(from thegurardian.com
Books Blog)
Julian Barnes Shadow writing life … Julian Barnes. Photograph: Sarah Lee for the Guardian
Posters advertising Julian Barnes's Levels of Life currently greet you as you enter your local Waterstones branch, as the chain's book of the month, and it is stationed next to the tills along with The Sense of an Ending. Yet, strangely, copies of another Barnes book – Duffy, the first of the four crime novels he wrote pseudonymously in the 80s – are not there nudging you, although (presumably not by chance) the reissue is also out in April. This, and the fact that the novels written by Dan Kavanagh are coming out without any promotion from Barnes, reflect his wry aloofness from them. At julianbarnes.com, there is "a complete listing of books written by Julian Barnes", with a link to a separate site for "books written by Dan Kavanagh", as if he were a rackety, scapegrace friend or lodger he's often bafflingly confused with rather than an alter ego. (Contrast with the "Ruth Rendell writing as Barbara Vine" approach to pen names, or John Banville's eagerness to promote his crime series.)

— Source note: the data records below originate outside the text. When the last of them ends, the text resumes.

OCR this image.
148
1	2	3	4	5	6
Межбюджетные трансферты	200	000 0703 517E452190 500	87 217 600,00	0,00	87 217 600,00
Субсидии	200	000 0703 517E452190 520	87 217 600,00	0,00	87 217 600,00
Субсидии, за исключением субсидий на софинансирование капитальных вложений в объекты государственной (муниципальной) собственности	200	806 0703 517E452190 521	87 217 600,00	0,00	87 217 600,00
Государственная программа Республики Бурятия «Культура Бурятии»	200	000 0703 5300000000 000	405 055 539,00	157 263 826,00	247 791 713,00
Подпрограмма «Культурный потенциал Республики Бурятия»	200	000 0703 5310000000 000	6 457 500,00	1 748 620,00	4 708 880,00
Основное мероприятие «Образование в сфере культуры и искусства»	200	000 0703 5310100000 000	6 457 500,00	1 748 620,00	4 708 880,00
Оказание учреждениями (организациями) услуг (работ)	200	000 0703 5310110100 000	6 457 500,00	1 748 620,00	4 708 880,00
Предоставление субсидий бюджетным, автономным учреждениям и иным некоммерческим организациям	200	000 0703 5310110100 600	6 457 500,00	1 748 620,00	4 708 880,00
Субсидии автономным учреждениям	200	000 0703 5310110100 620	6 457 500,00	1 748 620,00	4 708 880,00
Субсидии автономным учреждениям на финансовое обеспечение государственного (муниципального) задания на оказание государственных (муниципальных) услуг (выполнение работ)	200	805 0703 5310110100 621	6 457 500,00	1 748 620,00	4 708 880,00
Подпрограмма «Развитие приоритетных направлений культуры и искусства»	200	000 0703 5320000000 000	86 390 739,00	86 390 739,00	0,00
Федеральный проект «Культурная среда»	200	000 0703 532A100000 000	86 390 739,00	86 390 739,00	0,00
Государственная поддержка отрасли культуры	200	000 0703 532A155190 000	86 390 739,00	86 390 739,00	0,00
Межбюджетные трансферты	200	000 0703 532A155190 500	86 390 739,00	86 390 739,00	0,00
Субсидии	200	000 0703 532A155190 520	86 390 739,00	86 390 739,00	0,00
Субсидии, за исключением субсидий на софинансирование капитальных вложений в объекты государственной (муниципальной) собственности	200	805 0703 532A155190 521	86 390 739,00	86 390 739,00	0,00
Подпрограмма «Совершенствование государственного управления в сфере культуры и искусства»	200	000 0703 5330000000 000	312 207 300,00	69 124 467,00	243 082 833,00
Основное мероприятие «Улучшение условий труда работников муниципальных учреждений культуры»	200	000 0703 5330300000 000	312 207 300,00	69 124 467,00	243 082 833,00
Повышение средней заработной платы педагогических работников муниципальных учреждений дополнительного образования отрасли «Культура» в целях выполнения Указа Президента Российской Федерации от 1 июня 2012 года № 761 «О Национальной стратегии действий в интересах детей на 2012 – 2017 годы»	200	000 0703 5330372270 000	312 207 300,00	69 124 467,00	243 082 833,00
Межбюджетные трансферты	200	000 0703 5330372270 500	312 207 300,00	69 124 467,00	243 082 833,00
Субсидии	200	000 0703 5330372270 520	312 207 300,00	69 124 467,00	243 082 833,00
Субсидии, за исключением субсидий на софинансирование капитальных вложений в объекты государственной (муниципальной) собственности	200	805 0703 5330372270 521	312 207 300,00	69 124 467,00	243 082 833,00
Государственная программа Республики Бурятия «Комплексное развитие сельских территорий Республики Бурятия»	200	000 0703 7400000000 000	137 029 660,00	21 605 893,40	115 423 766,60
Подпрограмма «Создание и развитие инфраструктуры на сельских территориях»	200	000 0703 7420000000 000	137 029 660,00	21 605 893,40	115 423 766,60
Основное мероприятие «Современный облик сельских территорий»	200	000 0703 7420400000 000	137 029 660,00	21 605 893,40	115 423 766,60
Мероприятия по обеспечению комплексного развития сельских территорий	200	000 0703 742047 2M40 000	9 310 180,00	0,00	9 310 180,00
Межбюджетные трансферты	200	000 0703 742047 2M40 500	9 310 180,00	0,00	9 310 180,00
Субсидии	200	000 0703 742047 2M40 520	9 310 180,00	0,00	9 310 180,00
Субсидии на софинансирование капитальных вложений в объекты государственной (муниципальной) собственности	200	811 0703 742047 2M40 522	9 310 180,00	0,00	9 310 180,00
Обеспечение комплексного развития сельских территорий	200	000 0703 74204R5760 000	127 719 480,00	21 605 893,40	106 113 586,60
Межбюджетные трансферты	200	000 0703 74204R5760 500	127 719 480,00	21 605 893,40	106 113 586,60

Following the link to dankavanagh.com – which features two blurred "alleged photos" – reveals that the creator of the bisexual sleuth Duffy was born (like Barnes) in 1946, in (unlike Barnes) County Sligo and, after an adolescence devoted to "truancy, venery and theft", travelled the world taking such jobs as "a steer-wrestler, a waiter-on-roller-skates at a drive-in eatery in Tucson, and a bouncer in a gay bar in San Francisco", before settling in north London, probably in the 70s. How he's spent the decades since then – and indeed whether he's still alive – is not divulged.
Barnes seems to have talked about the novels, which plunge into the un‑Barnesian milieux of a red-light district, an airport, a football club and a country house, only in an unusually unguarded interview when Duffy first appeared in 1980. It took nine days to write, he revealed, and turning into Dan Kavanagh was "liberating in that you could indulge any fantasies of violence you might have" ("I hate cats," he added, and said that, in a Julian Barnes novel, "I doubt whether I'd do more than lightly push one off my lap, but give me a pseudonym and I'll have one barbecued by the end of the first chapter").
Since then he's kept mum, the books have gone out of print and, even though they're returning, there's a risk the series' significance will be overlooked. A detective who was other than heterosexual or asexual was very rare indeed in 1980 – particularly on this side of the Atlantic, particularly if he was a man; Val McDermid's lesbian journalist-sleuth Lindsay Gordon, often seen as a breakthrough, only made her debut in 1987, the year of Duffy's swan song.
Also notable is their role in restarting the tradition of the literary or non-crime novelist with a crime sideline, which, after flourishing in the mid-century years – as exemplified by Cecil Day-Lewis (Nicholas Blake) and Gore Vidal (Edgar Box) – had fallen into abeyance. Post-Kavanagh, it seemed like a good idea again, and Barnes's example has been followed by Banville (Benjamin Black), JK Rowling (Robert Galbraith) and, most impressively, France's Pierre Lemaitre, the joint winner of last year's CWA international dagger for crime fiction, and, four months later, the winner of the Prix Goncourt.